Various literary critics have sought to discover the sources of Poe’s entomological inspiration. The bright shining yellowish chafer Cotalpa lanigera is suggested by several writers, and this seems perfectly plausible. I’m much less enamoured with the suggestion that Poe combined features from a brilliantly metallic longhorn beetle, Callichroma spendidum, with a black-spotted click beetle Alaus oculatus; this is the notion put forward by the Wikipedia page on Poe’s story, but to be fair it is taken from a very scholarly biography of Poe. All of these large and dramatic beetles are to be found on Sullivan’s Island, South Carolina, where The gold bug is set.

Certainly, Alaus has dramatic black ‘eye’ spots on the thorax, and part of the twist of Poe’s story is the skull-like appearance of the beetle, which, according to the main protagonist in the story, William Legrand, who first find’s the insect, is marked with two black spots like hollow eye sockets near the head end and a black oval, like a toothless grinning skull mouth near the tail. But this also misses the point that these marks are a literary feint of coincidence to draw the reader in when the unnamed narrator sees, instead  of Legrand’s sketch of the marvelous gold beetle, the image of a skull, revealed on a parchment scrap. We later discover that this is part of a secret message, revealed from invisible writing by the action of heat, leading to a real golden pirate treasure, buried nearby.
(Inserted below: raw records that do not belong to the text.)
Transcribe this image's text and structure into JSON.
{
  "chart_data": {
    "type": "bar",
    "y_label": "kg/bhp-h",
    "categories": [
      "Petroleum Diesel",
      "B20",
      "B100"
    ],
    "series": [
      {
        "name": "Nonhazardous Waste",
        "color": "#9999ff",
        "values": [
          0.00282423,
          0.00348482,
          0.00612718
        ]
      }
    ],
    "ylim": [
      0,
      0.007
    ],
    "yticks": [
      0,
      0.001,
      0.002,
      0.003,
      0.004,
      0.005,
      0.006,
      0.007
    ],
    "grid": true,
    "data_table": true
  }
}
In reality, I suspect that, when analysing his story, we have no need to invoke any first-hand entomological knowledge that Poe may or may not have had of South Carolina beetles. Odd though it may seem, chafers were much higher up in the general social awareness of the times than they are today. During the 19th century brightly coloured chafers and handsome scarabaeids were amongst the most prized of natural history specimens, and large beetles vied with colourful butterflies and unlikely birds of paradise for glitter and glamour. These beetles were the mainstays of many an auction of wildlife booty collected by travellers and explorers, at that time bent on exploiting and cataloguing all that the natural world had to offer. Leaving aside any parallels with the sacred scarabs of the ancient Egyptians, which were also popular museum artefacts at the time, Poe would have come across specimens of exotic chafers at auctions, in museums, and in the collections of his wealthy or intellectual friends. He may not have seen one of the golden Plusotis chafers, but would have come across other fabulous scarabs with glinting metallic shells, in shining greens and browns, and with golden highlights. He knew, very well, what his scarabaeus was, and it was nothing to do with longhorns or click beetles.

Anyway, back to Nunhead. Nobody found any sort of chafer, golden or otherwise, but the certificate for bug-hunters looked fine. Thanks Verity.

Even reduced to black and white, the golden beetle keeps its beauty and power.

Even reduced to black and white, the golden beetle keeps its beauty and power.